Air Pollution and Cardiovascular Health for Health Professionals - by Eugenia Miller, MD
Please find the short version of this article for non-professionals here.
Introduction
Many Americans are aware that air pollution is a problem for persons with underlying pulmonary (lung) disease and may be associated with cancer risk, yet few are aware of the negative impacts air pollution has on the cardiovascular health of the entire population.
When people are made aware of how they themselves are adversely affected by air pollution they may become more inspired to make changes in their personal and political behavior to benefit their own health that would also benefit air quality and the climate.
Sources of air pollution
Air pollution is a complex mixture that varies with location, time of day and weather. Its components include particulate matter (defined as coarse <10um, fine <2.5um and ultrafine <0.1um) and gases (carbon monoxide, sulfur dioxide, nitric oxides, and volatile and semi volatile organic compounds) released into the atmosphere and ozone formed in the atmosphere. (1) Ambient (outdoor) air pollution comes from natural and human sources. Natural sources include windblown dust and wildfires. Human sources include both stationary and mobile sources. Stationary human sources include coal fired power plants, industrial activity, agricultural dust, oil and gas wells and gas compressors. Mobile human sources include emissions from automobiles, trucks, ships, and airplanes. (6) Indoor air pollution sources include burning of wood, coal and natural gas, tobacco products, building materials and furnishings, aerosol sprays and volatile cleaning products. (1, 23)
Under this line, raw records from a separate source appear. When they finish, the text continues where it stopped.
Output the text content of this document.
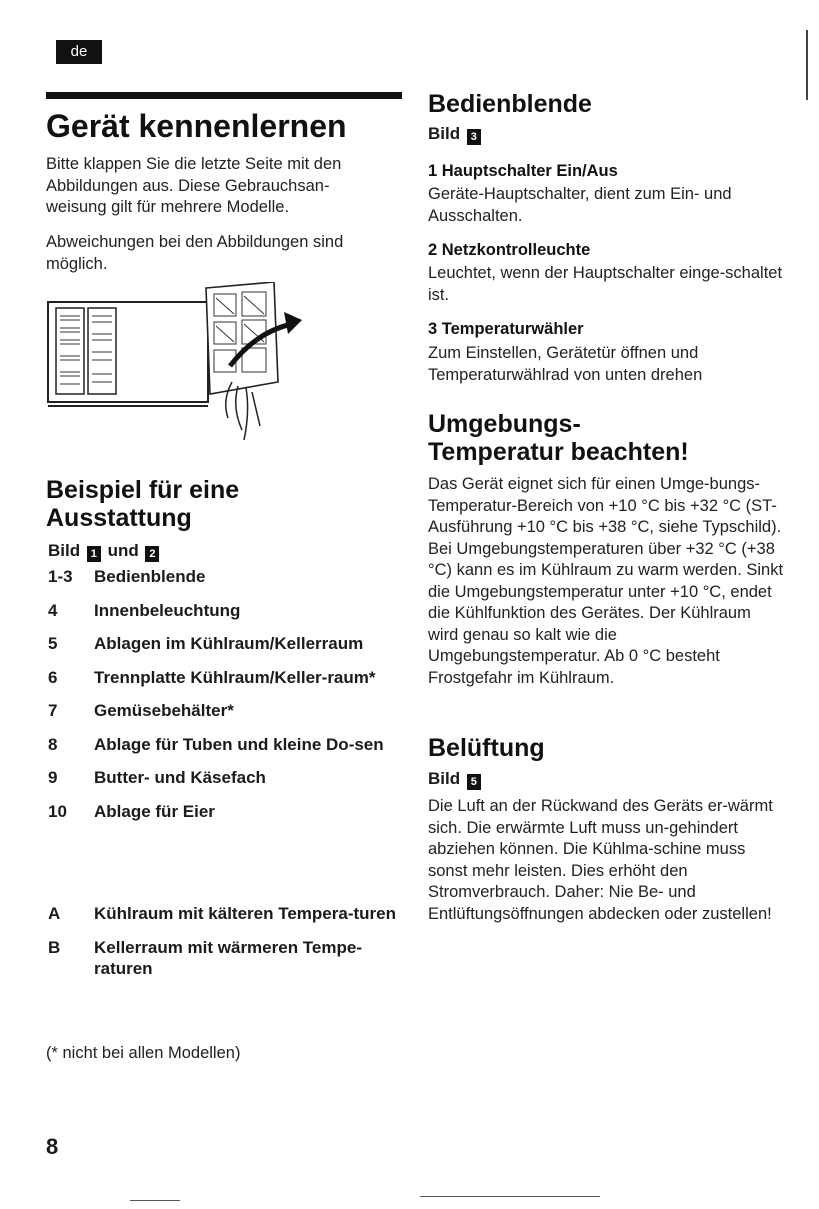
de
Gerät kennenlernen

Bitte klappen Sie die letzte Seite mit den Abbildungen aus. Diese Gebrauchsan-weisung gilt für mehrere Modelle.

Abweichungen bei den Abbildungen sind möglich.

Beispiel für eine
Ausstattung
Bild 1 und 2
1-3	Bedienblende
4	Innenbeleuchtung
5	Ablagen im Kühlraum/Kellerraum
6	Trennplatte Kühlraum/Keller-raum*
7	Gemüsebehälter*
8	Ablage für Tuben und kleine Do-sen
9	Butter- und Käsefach
10	Ablage für Eier
A	Kühlraum mit kälteren Tempera-turen
B	Kellerraum mit wärmeren Tempe-raturen
(* nicht bei allen Modellen)
8
Bedienblende
Bild 3
1 Hauptschalter Ein/Aus

Geräte-Hauptschalter, dient zum Ein- und Ausschalten.

2 Netzkontrolleuchte

Leuchtet, wenn der Hauptschalter einge-schaltet ist.

3 Temperaturwähler

Zum Einstellen, Gerätetür öffnen und Temperaturwählrad von unten drehen

Umgebungs-
Temperatur beachten!

Das Gerät eignet sich für einen Umge-bungs- Temperatur-Bereich von +10 °C bis +32 °C (ST-Ausführung +10 °C bis +38 °C, siehe Typschild). Bei Umgebungstemperaturen über +32 °C (+38 °C) kann es im Kühlraum zu warm werden. Sinkt die Umgebungstemperatur unter +10 °C, endet die Kühlfunktion des Gerätes. Der Kühlraum wird genau so kalt wie die Umgebungstemperatur. Ab 0 °C besteht Frostgefahr im Kühlraum.

Belüftung
Bild 5

Die Luft an der Rückwand des Geräts er-wärmt sich. Die erwärmte Luft muss un-gehindert abziehen können. Die Kühlma-schine muss sonst mehr leisten. Dies erhöht den Stromverbrauch. Daher: Nie Be- und Entlüftungsöffnungen abdecken oder zustellen!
Pollution is a risk factor for cardiovascular (CV) disease.
Cardiovascular disease remains the leading cause of death worldwide and has been the leading cause of death for the last century. Identification and treatment of standard risk factors for cardiovascular disease of hypertension, smoking, dyslipidemia, diabetes mellitus, inactivity and unhealthy diet have led to a 50% reduction in cardiovascular disease since 1950. (1) However, air pollution has been less well recognized as a risk factor despite its substantial contribution to the prevalence of cardiovascular disease.
The Global Burden of Disease Study estimates that air pollution accounts for 9 million deaths worldwide, with 61% related to cardiovascular disease including 31.7% secondary to coronary artery disease and 27.7% secondary to stroke. (1)
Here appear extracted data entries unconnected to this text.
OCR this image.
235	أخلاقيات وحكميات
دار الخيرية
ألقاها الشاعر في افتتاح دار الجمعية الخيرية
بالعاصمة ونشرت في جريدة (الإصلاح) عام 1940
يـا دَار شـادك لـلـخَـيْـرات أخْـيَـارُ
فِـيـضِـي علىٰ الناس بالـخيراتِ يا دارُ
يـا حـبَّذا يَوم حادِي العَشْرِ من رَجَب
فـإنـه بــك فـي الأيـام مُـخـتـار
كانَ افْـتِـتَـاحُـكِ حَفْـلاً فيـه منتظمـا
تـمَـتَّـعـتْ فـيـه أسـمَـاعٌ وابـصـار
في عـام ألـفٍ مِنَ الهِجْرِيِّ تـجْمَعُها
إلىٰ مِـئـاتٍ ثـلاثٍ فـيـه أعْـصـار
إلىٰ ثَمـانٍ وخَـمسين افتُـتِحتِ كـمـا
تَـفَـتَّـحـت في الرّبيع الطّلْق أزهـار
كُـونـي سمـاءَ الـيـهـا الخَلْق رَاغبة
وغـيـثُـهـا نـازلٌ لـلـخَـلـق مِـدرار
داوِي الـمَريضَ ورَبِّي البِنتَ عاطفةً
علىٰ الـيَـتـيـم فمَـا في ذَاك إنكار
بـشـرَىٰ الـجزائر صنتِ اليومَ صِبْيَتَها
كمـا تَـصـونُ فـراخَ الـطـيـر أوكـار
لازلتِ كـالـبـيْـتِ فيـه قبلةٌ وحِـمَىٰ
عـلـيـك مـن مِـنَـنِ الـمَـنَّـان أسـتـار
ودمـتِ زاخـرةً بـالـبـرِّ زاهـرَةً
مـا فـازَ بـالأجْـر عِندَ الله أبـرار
The Institute for Health Metrics Estimate found air pollution to be the fourth highest ranking risk factor for global mortality after hypertension, smoking and dietary risks. (5)
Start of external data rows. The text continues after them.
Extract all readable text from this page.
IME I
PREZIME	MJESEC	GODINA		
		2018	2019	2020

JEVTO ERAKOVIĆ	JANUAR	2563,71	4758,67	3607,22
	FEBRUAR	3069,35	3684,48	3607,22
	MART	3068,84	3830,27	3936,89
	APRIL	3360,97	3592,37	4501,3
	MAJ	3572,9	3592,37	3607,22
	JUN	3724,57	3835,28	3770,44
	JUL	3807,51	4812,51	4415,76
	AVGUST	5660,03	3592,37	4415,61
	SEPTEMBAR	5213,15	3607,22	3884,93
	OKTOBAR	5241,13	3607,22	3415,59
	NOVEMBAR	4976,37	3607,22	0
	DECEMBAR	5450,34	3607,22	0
Particulate matter is the pollutant most implicated in adverse CV events
Particulate matter (PM) is the pollutant most implicated in cardiovascular disease morbidity and mortality. It has been shown to increase both acute and chronic cardiovascular morbidity (adverse health effects) and mortality. (4,6,)
The short term adverse effects of increases in particulate matter have been demonstrated by studies correlating hospital admission with levels of PM. Data from Chicago area hospitals from 1988-93 showed an increase in hospital admission for heart disease, COPD and pneumonia of 1.27%, 1.45% and 2.0% respectively for each increase particulate matter <10um (PM10) of 10ug/M3. (6)
Short term effects on mortality are evaluated in studies that associate levels of air pollutants over days to weeks prior to a death. A study in Coachella Valley California revealed that a 10ug/M3 increase in PM10 was associated with a 1% increase in total mortality. (6, 17)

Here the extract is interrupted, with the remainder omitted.